A person going to Alcoholics Anonymous, but denying they are in fact an alcoholic. Whats the purpose of going to get help if you are not going to name and claim your problem? How are you going to get rid of a problem if you are refusing to acknowledge the problem as being there?


Failure to claim a problem for what it is can lead you to praying for the wrong thing. For years, I prayed for will power and for the spirit of procrastination to leave me, only to be left lying in bed, full of will power to get up and run a marathon around the world twice, yet my brain has its finger on the off  button. Can you imagine your prayers being answered to have willpower yet can't move? The best way to describe that is your mind being alert and your body is in an involuntary vegetative state. 
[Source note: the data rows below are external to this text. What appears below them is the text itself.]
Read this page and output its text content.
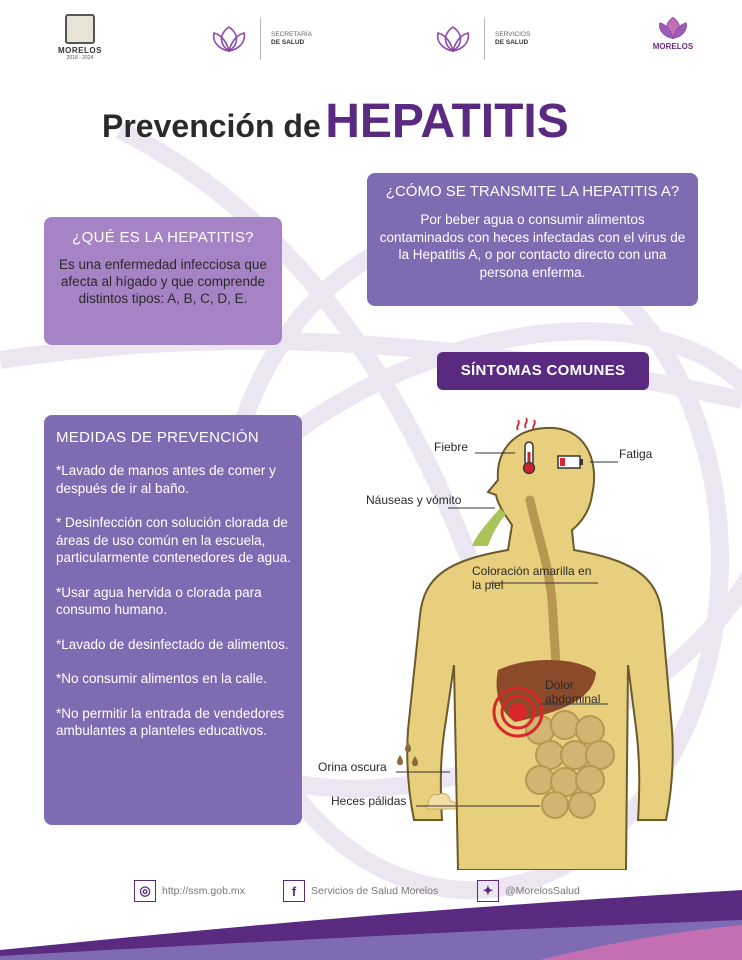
MORELOS
2018 - 2024
SECRETARÍA
DE SALUD
SERVICIOS
DE SALUD	MORELOS
Prevención de HEPATITIS
¿QUÉ ES LA HEPATITIS?

Es una enfermedad infecciosa que afecta al hígado y que comprende distintos tipos: A, B, C, D, E.

¿CÓMO SE TRANSMITE LA HEPATITIS A?

Por beber agua o consumir alimentos contaminados con heces infectadas con el virus de la Hepatitis A, o por contacto directo con una persona enferma.

SÍNTOMAS COMUNES
MEDIDAS DE PREVENCIÓN
*Lavado de manos antes de comer y después de ir al baño.
* Desinfección con solución clorada de áreas de uso común en la escuela, particularmente contenedores de agua.
*Usar agua hervida o clorada para consumo humano.
*Lavado de desinfectado de alimentos.
*No consumir alimentos en la calle.
*No permitir la entrada de vendedores ambulantes a planteles educativos.
Fiebre	Fatiga
Náuseas y vómito
Coloración amarilla en la piel
Dolor abdominal
Orina oscura
Heces pálidas
◎	http://ssm.gob.mx	f	Servicios de Salud Morelos	✦	@MorelosSalud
So yes, I have to say , yes I have two sleep disorders!! 
I know you are there! 
I know you have been there for quite some time!
You have had your way with me for 38 years and 11 months & 30 days!
You have made me feel less than, depressed, lazy and unmotivated! 
You have made me feel as if Ive lost my natural mind for years now!
And you have really been doing a number on me and my memory for these last 6 months! 
So I claim you to be apart of my life!! 
I know I may have to get worse before I get better!! 
It may be in God's Perfect Plan to heal me from you. 
It may be in God's Perfect Plan to allow you to stay. 
I know you may be with me for the rest of my life!! 
But guess what? 
I now know WHAT your purpose is in my life!!! anddd

YOU WILL NO LONGER MAKE ME WHAT TO DO!! 

Your purpose is.. 

To keep my eyes, faith, hope and prayers on Him and Him alone!!
I will no longer hope that you will give me a break!! 
You are not going to run my life anymore!!  
Every time you come and try to turn my switch to off in my brain.. 
I will tell u to FLEE in JESUS NAME!
Every time I feel you hanging on to my eyelids like 20 pound weights, I will tell you to FLEE in JESUS NAME!! 
I know there will be times I will HAVE to succumb to you so I can GAIN the strength to make you flee for days, weeks, months or even years at a time!! 

So check this out, every time you come to weaken me, I WILL be strengthened by Christ coming in me and THRU me to fight you some more! 

So Im not only thanking God while Im *in* this disorder, but Im also thanking him *for* this order because it has forced me to turn my direction, attention, focus, prayers, life, faith, hope and joy right back on Him and Him alone!